Each artifact_data/<Design>/Verilog/ directory contains the RTL where randomness inputs are wired according to the graph-coloring results from Section IV (top-level module). Submodules that are shared across designs (e.g., and_module, xor_module, reg_module, hpc3_and_module, and the width-specific reg_<n>bits variants) are collected under artifact_data/CommonSubmodules/.

E. Security Evaluation with PROLEAD (Section VI)

Please refer to the official PROLEAD Wiki for installation instructions.

Note: This project uses a development version of PROLEAD that is 14 commits ahead of the official v2.0.0 release. As a result, there may be differences between the current documentation on their website and our instructions.

PROLEAD version used: v2.0.0 + 14 commits (commit 44a15f5a962d6063f1d1a64405e9045e3fdb9efb, authored on August 31, 2023), on branch main.

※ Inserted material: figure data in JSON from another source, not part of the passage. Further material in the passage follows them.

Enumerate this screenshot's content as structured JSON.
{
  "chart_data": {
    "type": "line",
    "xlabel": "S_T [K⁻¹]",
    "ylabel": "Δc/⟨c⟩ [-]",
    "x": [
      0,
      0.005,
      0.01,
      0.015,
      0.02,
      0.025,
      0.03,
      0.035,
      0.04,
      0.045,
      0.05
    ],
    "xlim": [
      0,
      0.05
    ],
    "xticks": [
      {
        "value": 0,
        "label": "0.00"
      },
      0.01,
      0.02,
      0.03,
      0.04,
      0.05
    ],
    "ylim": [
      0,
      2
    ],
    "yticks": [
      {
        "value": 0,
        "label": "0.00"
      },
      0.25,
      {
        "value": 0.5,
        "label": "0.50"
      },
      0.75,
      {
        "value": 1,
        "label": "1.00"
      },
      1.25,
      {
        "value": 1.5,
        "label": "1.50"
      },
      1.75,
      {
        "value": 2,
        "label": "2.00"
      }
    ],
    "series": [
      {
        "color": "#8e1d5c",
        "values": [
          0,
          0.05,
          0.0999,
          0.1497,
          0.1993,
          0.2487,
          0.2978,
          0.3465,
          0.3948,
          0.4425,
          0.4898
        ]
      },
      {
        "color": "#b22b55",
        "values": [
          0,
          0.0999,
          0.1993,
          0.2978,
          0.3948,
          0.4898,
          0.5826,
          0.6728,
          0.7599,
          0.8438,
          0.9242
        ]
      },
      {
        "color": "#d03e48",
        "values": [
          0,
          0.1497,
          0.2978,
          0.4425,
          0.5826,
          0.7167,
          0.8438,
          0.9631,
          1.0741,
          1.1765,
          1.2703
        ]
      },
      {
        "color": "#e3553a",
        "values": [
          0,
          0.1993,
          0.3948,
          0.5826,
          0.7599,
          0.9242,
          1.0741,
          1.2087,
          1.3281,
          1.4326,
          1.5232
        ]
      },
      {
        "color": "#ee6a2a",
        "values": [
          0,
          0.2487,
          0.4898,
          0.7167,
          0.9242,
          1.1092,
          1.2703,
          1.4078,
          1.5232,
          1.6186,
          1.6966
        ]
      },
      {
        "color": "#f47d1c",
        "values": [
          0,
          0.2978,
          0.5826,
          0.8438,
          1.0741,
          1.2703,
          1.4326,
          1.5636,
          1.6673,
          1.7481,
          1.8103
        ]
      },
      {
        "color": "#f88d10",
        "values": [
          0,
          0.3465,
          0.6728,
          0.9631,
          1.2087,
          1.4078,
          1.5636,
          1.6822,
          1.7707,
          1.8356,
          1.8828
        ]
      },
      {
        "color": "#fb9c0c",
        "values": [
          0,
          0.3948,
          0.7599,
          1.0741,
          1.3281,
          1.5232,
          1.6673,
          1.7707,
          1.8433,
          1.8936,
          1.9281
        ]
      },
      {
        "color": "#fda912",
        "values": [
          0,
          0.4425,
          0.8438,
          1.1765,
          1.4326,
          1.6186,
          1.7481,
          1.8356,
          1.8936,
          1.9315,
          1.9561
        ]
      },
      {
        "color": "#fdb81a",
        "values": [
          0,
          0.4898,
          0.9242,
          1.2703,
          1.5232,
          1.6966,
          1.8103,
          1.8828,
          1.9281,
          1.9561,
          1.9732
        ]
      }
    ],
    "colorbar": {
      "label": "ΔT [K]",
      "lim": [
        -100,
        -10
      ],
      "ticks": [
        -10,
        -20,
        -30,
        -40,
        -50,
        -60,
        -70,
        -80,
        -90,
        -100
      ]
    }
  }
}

The artifact_data/<Design>/SecurityEvaluation/ folder has:

• <design>_netlist.v is the gate-level netlist used as input to PROLEAD.
• config.set is the PROLEAD configuration used for that design.
• console_output_*.txt is the terminal transcript from running PROLEAD on that netlist.
• reports/ contains the generated simulation reports for the run.

Note on Randomness Input: In config.set, randomness is supplied as a primary input (rand_bit_share) to ensure it remains stable throughout the entire simulation instead of refreshing every clock cycle. While PROLEAD automatically splits this input into two shares, the netlist is wired to use only the first share (rand_bit_share0), which provides the required uniform fresh random bits; the second share is unused and ignored.

License

This project is licensed under the MIT License. Please see the LICENSE file for more details.